Chapter Five

The bell over the door chimed.

Tom stayed where he was, the letter still open in his hand.

The sound startled him more than he wanted to admit.

The shop had been silent for so long that even the door’s soft clang felt too loud, like it didn’t belong.

He waited for footsteps.

Waited for a voice.

When it came, it wasn’t what he expected.

“Hi,” a small voice said.

Tom looked up.

A boy stood just inside the door. Eight, maybe nine. Baggy sweatshirt, jeans still dusted with playground dirt, sneakers worn down at the heels. He clutched something round and battered in both hands—a small travel clock, the kind that folded shut like a shell.

The air from outside still clung to him—cold and clean, the way air gets when the night’s been longer than the day.

“You fixing things now?” the boy asked.

Tom blinked. Folded the letter. Slipped it into his jacket pocket.

“Not officially,” he said.

The boy hesitated, shifting from foot to foot on the old wood floor, which creaked like it hadn’t had enough weight pass over it lately. Then he stepped forward and set the clock carefully on the counter.

“It used to be my dad’s,” he said. “It doesn’t work right.”

Tom stared at it.

The second hand twitched, but didn’t move.

Dead, but still trying.

He glanced down at the boy’s small hands—grimy fingernails, a scuff of green marker along one thumb—and for half a second he thought about how carefully he had been taught never to touch anything in this shop as a kid.

“You live around here?” Tom asked.

The boy nodded. “Down the road. With my mom.”

Before Tom could ask anything else, the bell jingled again.

The cold came in with it, brushing Tom’s ankles.

A woman stepped inside. Early forties. Dark jeans, trail-dusted boots, wind-tousled hair pulled into a loose bun. She wore a zip-up fleece and carried a messenger bag over one shoulder. Not flashy. Not fragile. Like someone who knew how to carry groceries, laundry, and whatever else life kept handing her.

She smiled when she saw the boy.

Then her eyes found Tom—and something in her paused.

Not alarm.

Not recognition.

Just… a second thought.

Tom straightened without meaning to.

There was something about her face.
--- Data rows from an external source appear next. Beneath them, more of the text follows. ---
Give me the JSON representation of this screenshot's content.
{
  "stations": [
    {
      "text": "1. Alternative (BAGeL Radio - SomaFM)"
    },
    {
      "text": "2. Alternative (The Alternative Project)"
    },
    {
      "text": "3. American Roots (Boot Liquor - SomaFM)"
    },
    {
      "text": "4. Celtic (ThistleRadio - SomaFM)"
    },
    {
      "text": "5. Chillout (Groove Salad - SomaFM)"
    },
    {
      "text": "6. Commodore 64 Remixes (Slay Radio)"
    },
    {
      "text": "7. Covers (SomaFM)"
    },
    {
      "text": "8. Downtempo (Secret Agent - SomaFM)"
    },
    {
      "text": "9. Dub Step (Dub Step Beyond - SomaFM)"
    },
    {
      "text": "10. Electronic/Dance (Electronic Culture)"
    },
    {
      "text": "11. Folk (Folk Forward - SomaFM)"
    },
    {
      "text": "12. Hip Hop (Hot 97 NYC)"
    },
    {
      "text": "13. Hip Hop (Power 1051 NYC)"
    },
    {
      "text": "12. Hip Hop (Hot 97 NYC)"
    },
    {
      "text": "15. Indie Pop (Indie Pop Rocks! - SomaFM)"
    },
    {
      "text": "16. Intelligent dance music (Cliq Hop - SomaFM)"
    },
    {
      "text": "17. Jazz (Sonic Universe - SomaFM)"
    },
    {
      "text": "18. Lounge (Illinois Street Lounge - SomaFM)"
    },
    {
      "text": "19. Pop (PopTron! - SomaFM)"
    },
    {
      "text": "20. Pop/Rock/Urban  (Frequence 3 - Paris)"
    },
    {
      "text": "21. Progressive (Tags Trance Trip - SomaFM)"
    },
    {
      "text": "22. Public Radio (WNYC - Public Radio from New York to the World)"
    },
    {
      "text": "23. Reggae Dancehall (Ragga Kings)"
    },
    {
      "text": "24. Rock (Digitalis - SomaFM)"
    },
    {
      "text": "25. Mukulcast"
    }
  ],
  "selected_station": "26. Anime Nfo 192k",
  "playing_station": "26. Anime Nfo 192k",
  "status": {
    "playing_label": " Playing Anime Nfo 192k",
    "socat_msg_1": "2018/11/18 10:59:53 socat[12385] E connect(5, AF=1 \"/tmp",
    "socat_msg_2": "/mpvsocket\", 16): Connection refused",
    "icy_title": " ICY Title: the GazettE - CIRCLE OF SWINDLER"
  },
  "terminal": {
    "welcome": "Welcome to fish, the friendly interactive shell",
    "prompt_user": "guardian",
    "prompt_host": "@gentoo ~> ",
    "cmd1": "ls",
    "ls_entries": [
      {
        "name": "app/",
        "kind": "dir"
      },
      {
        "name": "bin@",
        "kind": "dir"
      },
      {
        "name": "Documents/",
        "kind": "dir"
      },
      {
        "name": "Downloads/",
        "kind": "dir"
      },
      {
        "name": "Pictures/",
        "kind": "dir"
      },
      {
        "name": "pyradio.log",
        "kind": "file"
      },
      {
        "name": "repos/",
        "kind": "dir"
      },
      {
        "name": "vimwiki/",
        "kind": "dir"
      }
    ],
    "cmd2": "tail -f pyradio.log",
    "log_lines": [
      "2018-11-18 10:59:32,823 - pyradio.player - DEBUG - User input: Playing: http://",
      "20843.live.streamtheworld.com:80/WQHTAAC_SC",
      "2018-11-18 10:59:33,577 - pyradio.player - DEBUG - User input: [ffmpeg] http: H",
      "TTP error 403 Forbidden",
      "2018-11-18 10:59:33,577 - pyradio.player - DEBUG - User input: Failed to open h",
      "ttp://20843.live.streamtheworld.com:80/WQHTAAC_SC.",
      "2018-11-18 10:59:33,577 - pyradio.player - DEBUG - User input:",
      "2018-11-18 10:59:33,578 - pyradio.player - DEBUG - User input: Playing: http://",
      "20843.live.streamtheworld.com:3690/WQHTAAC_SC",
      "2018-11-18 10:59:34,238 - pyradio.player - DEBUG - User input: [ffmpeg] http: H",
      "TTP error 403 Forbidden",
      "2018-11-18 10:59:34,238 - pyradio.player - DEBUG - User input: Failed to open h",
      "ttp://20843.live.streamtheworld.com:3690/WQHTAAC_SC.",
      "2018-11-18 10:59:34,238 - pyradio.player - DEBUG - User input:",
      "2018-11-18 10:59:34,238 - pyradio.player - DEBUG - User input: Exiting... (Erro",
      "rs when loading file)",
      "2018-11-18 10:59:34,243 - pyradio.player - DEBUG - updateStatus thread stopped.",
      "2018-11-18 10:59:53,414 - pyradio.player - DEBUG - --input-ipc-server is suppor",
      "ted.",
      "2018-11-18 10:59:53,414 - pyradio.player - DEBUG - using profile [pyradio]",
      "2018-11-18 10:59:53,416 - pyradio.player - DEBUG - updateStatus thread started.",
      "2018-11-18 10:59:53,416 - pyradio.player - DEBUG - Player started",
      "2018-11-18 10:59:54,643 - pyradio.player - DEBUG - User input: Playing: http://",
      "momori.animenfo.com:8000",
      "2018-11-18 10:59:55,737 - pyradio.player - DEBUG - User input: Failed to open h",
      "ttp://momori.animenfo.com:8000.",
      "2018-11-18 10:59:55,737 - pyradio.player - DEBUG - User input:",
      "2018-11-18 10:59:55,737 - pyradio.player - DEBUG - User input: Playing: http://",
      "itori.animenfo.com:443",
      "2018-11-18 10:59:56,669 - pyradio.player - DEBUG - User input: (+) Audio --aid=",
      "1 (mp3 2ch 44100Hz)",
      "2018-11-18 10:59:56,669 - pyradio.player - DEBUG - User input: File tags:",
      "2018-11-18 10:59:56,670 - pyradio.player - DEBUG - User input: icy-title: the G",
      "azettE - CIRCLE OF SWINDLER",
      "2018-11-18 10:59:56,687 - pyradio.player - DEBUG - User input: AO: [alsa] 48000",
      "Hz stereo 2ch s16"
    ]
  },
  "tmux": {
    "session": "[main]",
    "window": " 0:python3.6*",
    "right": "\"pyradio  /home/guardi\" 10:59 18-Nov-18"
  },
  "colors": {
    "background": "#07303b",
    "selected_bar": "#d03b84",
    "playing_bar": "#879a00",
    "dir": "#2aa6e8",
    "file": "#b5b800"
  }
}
The shape of it. The way she held herself.

It hit him like a draft through a half-open door.

The photograph.

He didn’t know her. But somehow, his father had.

She crossed to the counter and laid a hand on the boy’s shoulder.

“Sorry,” she said, glancing at the old travel clock. “He’s been asking to bring it in. We weren’t sure if the shop was open.”

Tom nodded. “It’s open. Sort of.”

The air between them smelled like the cold and something faintly sweet—maybe the soap she used, or a trace of something baked that morning.

She looked at him for a beat longer than expected, like she couldn’t quite place something that still felt familiar.

“You knew my father?” he asked.

She gave a small shrug. “A little. Enough to bring him a music box once. Said it wasn’t worth the time. Then he showed up at my door two weeks later with it fixed.”

Tom huffed something that might’ve been a laugh. “He did that sometimes.”

She glanced at the tools scattered along the bench. “So you’re taking it over now?”

Tom shook his head. “I fix computers. Different kind of broken.”

Claire smiled faintly. “Broken’s broken. Still takes the same kind of hands.”

There was a silence, but not the awkward kind.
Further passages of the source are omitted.